As you can see, the array is 4-byte aligned (float) and strides are a multiple of 4. According to the doc’s from nvidia, this all checks out and is legit. I draw the arrays normally (glVertexPointer, etc…) as an indexed primitive with glDrawElements(). The problem is, it seems that I actually LOSE performance doing this. Rendering was faster with just standard vertex arrays. I’ve also taken use of the GL_NV_fence extension, setting a fence after drawing the array, and finishing the fence before i draw the array again in the next frame. This didn’t help either.
So my question is, has anyone gotten similar results where the performance is actually less? Or maybe doing this is too much overhead and performance gains won’t be seen unless I work on a larger scale mesh? The demo from nvidia was doing 30 FPS on my machine and it was doing 300,000+ polys a frame, i’m doing about 8,000 (textured and lit) and getting ~60, ~70 w/o the extensions.
incidentally I have analyzed the demo program yesterday and found it to work nicely under Windows 2000 with the 6.18 drivers.
So the questions are:
- Where was the memory allocated? (AGP or VIDEO, I got 4MB video memory with the sample in 115286432 on a 64 MB board)
- Which AGP mode (1x, 2x, 4x, FastWrites) is supported by your system?
- How is the performance difference with the same circumstances as in the demo (only vertex- and normal-pointer, no texture, with directional or point light)?
- Have you split the buffer into subbuffers and used the fence to get the hardware and your software run in parallel?
I’m allocating about 2 MB of video memory, not agp.
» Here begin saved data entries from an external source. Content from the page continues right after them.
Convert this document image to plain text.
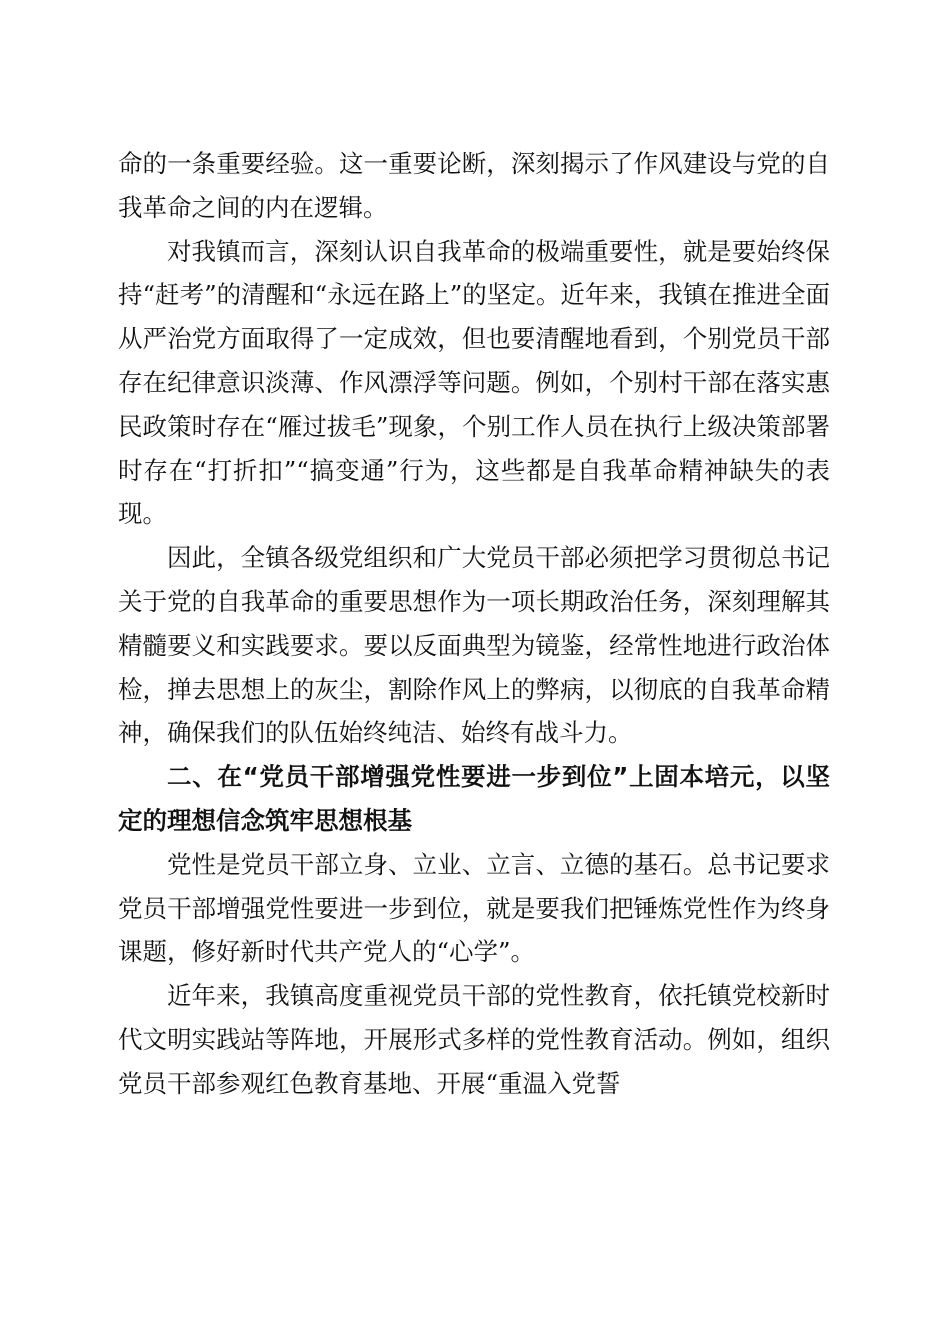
命的一条重要经验。这一重要论断，深刻揭示了作风建设与党的自我革命之间的内在逻辑。

对我镇而言，深刻认识自我革命的极端重要性，就是要始终保持“赶考”的清醒和“永远在路上”的坚定。近年来，我镇在推进全面从严治党方面取得了一定成效，但也要清醒地看到，个别党员干部存在纪律意识淡薄、作风漂浮等问题。例如，个别村干部在落实惠民政策时存在“雁过拔毛”现象，个别工作人员在执行上级决策部署时存在“打折扣”“搞变通”行为，这些都是自我革命精神缺失的表现。

因此，全镇各级党组织和广大党员干部必须把学习贯彻总书记关于党的自我革命的重要思想作为一项长期政治任务，深刻理解其精髓要义和实践要求。要以反面典型为镜鉴，经常性地进行政治体检，掸去思想上的灰尘，割除作风上的弊病，以彻底的自我革命精神，确保我们的队伍始终纯洁、始终有战斗力。

二、在“党员干部增强党性要进一步到位”上固本培元，以坚定的理想信念筑牢思想根基

党性是党员干部立身、立业、立言、立德的基石。总书记要求党员干部增强党性要进一步到位，就是要我们把锤炼党性作为终身课题，修好新时代共产党人的“心学”。

近年来，我镇高度重视党员干部的党性教育，依托镇党校新时代文明实践站等阵地，开展形式多样的党性教育活动。例如，组织党员干部参观红色教育基地、开展“重温入党誓
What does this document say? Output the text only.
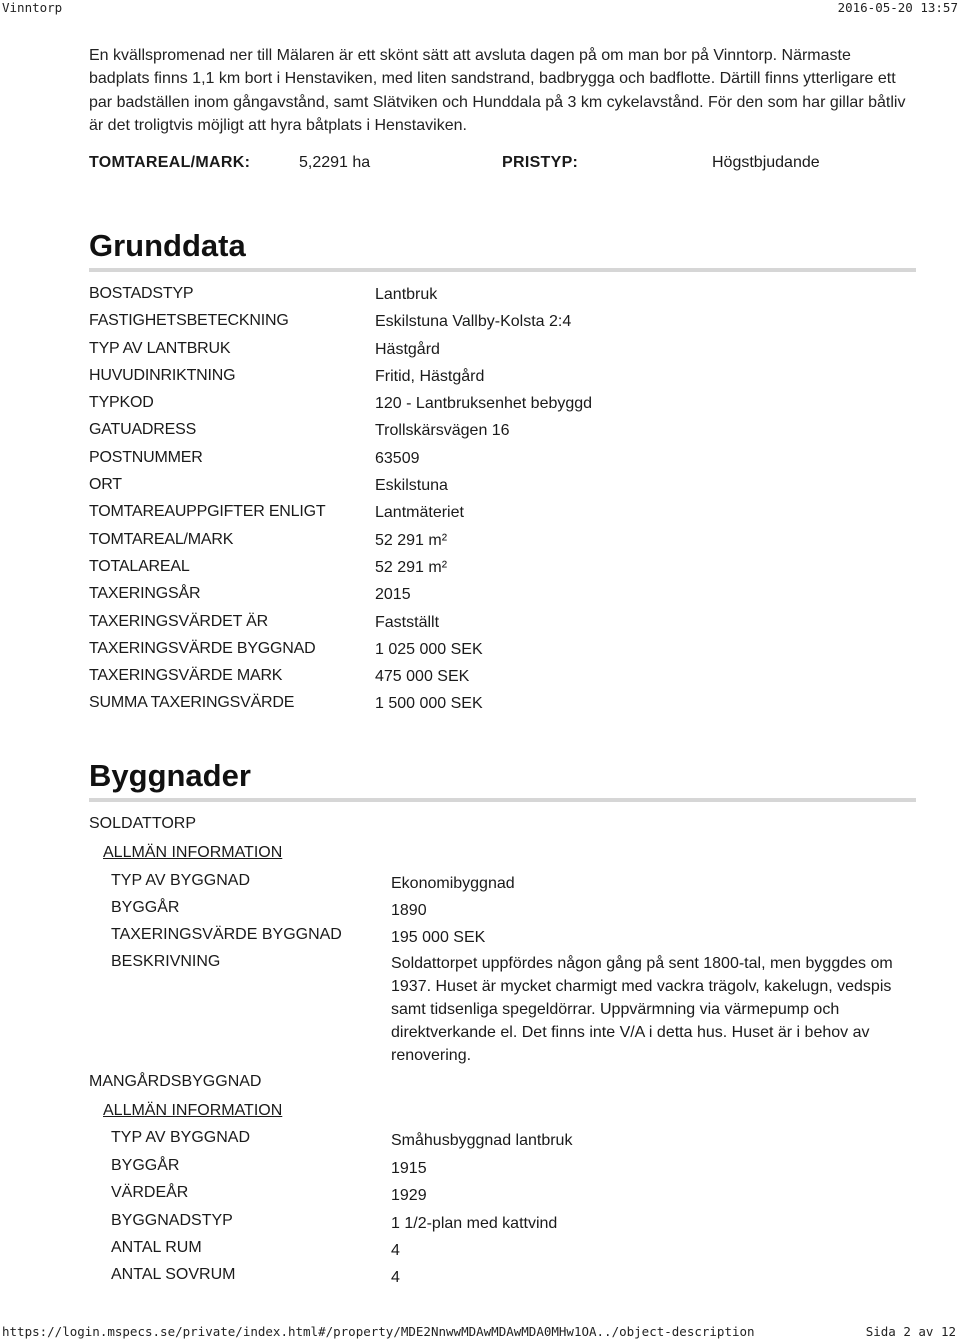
Vinntorp	2016-05-20 13:57

En kvällspromenad ner till Mälaren är ett skönt sätt att avsluta dagen på om man bor på Vinntorp. Närmaste

badplats finns 1,1 km bort i Henstaviken, med liten sandstrand, badbrygga och badflotte. Därtill finns ytterligare ett

par badställen inom gångavstånd, samt Slätviken och Hunddala på 3 km cykelavstånd. För den som har gillar båtliv

är det troligtvis möjligt att hyra båtplats i Henstaviken.

TOMTAREAL/MARK:	5,2291 ha	PRISTYP:	Högstbjudande
Grunddata
BOSTADSTYP	Lantbruk
FASTIGHETSBETECKNING	Eskilstuna Vallby-Kolsta 2:4
TYP AV LANTBRUK	Hästgård
HUVUDINRIKTNING	Fritid, Hästgård
TYPKOD	120 - Lantbruksenhet bebyggd
GATUADRESS	Trollskärsvägen 16
POSTNUMMER	63509
ORT	Eskilstuna
TOMTAREAUPPGIFTER ENLIGT	Lantmäteriet
TOMTAREAL/MARK	52 291 m²
TOTALAREAL	52 291 m²
TAXERINGSÅR	2015
TAXERINGSVÄRDET ÄR	Fastställt
TAXERINGSVÄRDE BYGGNAD	1 025 000 SEK
TAXERINGSVÄRDE MARK	475 000 SEK
SUMMA TAXERINGSVÄRDE	1 500 000 SEK
Byggnader
SOLDATTORP
ALLMÄN INFORMATION
TYP AV BYGGNAD	Ekonomibyggnad
BYGGÅR	1890
TAXERINGSVÄRDE BYGGNAD	195 000 SEK
BESKRIVNING	Soldattorpet uppfördes någon gång på sent 1800-tal, men byggdes om 1937. Huset är mycket charmigt med vackra trägolv, kakelugn, vedspis samt tidsenliga spegeldörrar. Uppvärmning via värmepump och direktverkande el. Det finns inte V/A i detta hus. Huset är i behov av renovering.
MANGÅRDSBYGGNAD
ALLMÄN INFORMATION
TYP AV BYGGNAD	Småhusbyggnad lantbruk
BYGGÅR	1915
VÄRDEÅR	1929
BYGGNADSTYP	1 1/2-plan med kattvind
ANTAL RUM	4
ANTAL SOVRUM	4
https://login.mspecs.se/private/index.html#/property/MDE2NnwwMDAwMDAwMDA0MHw1OA../object-description	Sida 2 av 12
I have a GeForce2 GTS 32MB card, 4x AGP, fast-writes disabled. I have split the buffer into 2 sub-buffers, setting a fence after each one is drawn. Upon doing some further investigation, I found that I do get a signifigant increase in performance when lighting is disabled, along with a few other features of this program. With just texturing, it was running at ~100 FPS w/ vertex array range and fences, where it only ran at 80 when using ordinary vertex arrays. So I guess my performance hit is coming from all the other stuff thats going on (lighting and a few other things)
Glad to see you found the issue. When writing the demo, it took me a while to find the bottlenecks that kept it from maximum performance.
Turning off lighting and texgen are two good ways to determine if the T&L engine is your bottleneck. Incidentally, prefer infinite lights w/ non-local viewer for best lit performance.
Regarding performance being lower with VAR – be sure to read the caveats in the VAR/fence whitepaper. If the driver has to any massaging of the vertex array data, their being in VAR memory is a liability, and will definitely hurt performance.
Well. I’ve tried the infinate lighting model, with no signifigant increase or decrease in performance. I’ve also started rendering my meshes as traingle strips rather than triangles and this actually hurt performance but not by much. Is my code just that unoptimized or what? Heheh. I don’t think it is. But I’ve gotta be doing something wrong. Oh well…back to my wonderful text editor…better put some coffee on while I’m at it. I’ll beat this bastard yet. =) Thanks for all your insight/information guys!
how can I know the memory allocated is Video memory or AGP memory? And How big it on GeForce3 card?
Thanks a lot!
In my experience it’s impossible to get anything out of VAR with hardware local lights. I think I had discussed this with you quite some time ago, Cass. I don’t remember what was said but I really didn’t think it was due to the lighting being the bottleneck, as such. More like falling into a path that couldn’t exploit VAR appropiately.
Right - if lighting costs over a certain amount, T&L won’t be able to keep up with AGP transfer rates. Exactly where this limit exists is architecture dependent, but if you’re doing a lot of vertex processing, slow vertex transfer probably won’t slow you down.